The Spearman Rank Correlation Coefficient can be used to calculate the degree of correlation between two qualitative variables. The given data must be ordered in the form of “ranks” which can be used to calculate the extent of the correlation between the two variables.
The coefficient of correlation can then be calculated using the formula,
R = 1 – 6∑d2/n(n2-1).
- d = the difference between the ranks of the two variables.
- n = a number of data points given.
We now list out some of the merits and demerits of the Spearman Rank Correlation Method.
Advantages of Spearman Rank Correlation Coefficient:
- This method is much simpler to carry out and understand compared to Karl Pearson’s method of correlation. It gives the same result as the Karl Pearson method if none of the values/ranks are repeated.
- This method can be used to carry out correlation analysis for variables that are not numerical. We can study the relationships between qualitative variables such as beauty, intelligence, honesty, efficiency, and so on.
- Karl Pearson’s correlation coefficient assumes that the parent population from which sample observations are drawn is normal.
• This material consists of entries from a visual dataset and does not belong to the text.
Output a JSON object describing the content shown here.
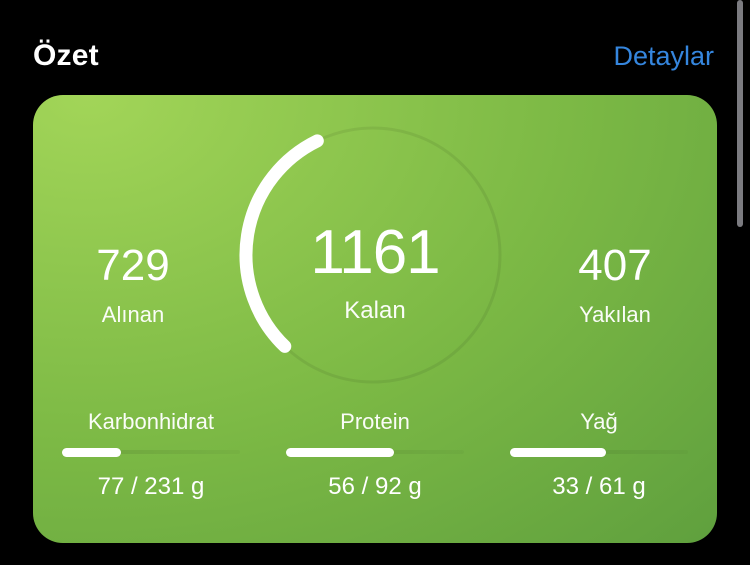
{
  "header": {
    "title": "Özet",
    "details_label": "Detaylar"
  },
  "colors": {
    "background": "#000000",
    "accent_blue": "#3586de",
    "card_grad_1": "#a2d558",
    "card_grad_2": "#7cb945",
    "card_grad_3": "#5c9d3d",
    "scrollbar_color": "#7b7b80",
    "text_white": "#ffffff"
  },
  "summary_card": {
    "ring": {
      "start_angle_deg": -116,
      "sweep_deg": 110,
      "radius": 127
    },
    "stats": {
      "consumed": {
        "value": "729",
        "label": "Alınan"
      },
      "remaining": {
        "value": "1161",
        "label": "Kalan"
      },
      "burned": {
        "value": "407",
        "label": "Yakılan"
      }
    },
    "macros": [
      {
        "name": "Karbonhidrat",
        "current": 77,
        "target": 231,
        "display": "77 / 231 g"
      },
      {
        "name": "Protein",
        "current": 56,
        "target": 92,
        "display": "56 / 92 g"
      },
      {
        "name": "Yağ",
        "current": 33,
        "target": 61,
        "display": "33 / 61 g"
      }
    ]
  }
}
If this assumption is violated then we need a measure that is distribution-free (or non-parametric). A distribution-free measure is one that does not make any assumptions about the parameters of the population. Spearman’s ρ is such a measure (i.e., distribution-free) since no strict assumptions are made about the form of the population from which the sample observations are drawn.
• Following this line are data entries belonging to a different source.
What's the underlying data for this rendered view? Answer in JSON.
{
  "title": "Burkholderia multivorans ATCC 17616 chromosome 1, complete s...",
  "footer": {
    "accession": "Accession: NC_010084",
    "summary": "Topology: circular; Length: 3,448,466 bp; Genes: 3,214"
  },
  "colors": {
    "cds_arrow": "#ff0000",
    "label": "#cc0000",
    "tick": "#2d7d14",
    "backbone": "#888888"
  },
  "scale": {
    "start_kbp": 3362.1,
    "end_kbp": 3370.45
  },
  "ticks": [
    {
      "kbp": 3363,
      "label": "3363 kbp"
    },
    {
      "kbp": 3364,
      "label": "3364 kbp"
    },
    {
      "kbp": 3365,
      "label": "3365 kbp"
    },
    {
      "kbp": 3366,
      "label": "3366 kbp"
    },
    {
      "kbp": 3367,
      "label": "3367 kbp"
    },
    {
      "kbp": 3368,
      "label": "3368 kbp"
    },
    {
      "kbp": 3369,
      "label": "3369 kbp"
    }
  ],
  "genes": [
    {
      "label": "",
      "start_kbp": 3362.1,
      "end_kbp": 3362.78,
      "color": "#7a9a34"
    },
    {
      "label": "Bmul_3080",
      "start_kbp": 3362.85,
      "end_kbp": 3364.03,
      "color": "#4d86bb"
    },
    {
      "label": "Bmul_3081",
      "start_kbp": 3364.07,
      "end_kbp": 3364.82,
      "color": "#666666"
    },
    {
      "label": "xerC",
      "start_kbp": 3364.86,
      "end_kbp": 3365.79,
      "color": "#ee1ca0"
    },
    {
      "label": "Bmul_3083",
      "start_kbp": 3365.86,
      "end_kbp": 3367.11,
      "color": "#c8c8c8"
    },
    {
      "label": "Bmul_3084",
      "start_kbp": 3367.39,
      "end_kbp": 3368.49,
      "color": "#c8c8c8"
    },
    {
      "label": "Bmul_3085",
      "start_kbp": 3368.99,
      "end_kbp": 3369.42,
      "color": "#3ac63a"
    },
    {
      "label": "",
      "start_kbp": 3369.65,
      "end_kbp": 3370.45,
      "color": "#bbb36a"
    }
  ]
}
- Spearman’s formula is the only formula to be used for finding the correlation coefficient if we are dealing with qualitative characteristics which cannot be measured quantitatively but can be arranged serially.
- It can also be used when actual numerical data is given. The sample data of values of two variables are converted into ranks either in ascending order or descending order for calculating the degree of correlation between the two variables.
Disadvantages of Spearman Rank Correlation Coefficient:
- Values of both variables are assumed to be describing a linear relationship rather than a non-linear relationship.
- A large computational time is required when the number of pairs of values of two variables exceeds 30. In such cases, assigning ranks to each of the numerical values is a very time-consuming and tedious process.
- This method cannot be applied to measure the association between two variables whose distribution is given in the form of a grouped frequency distribution.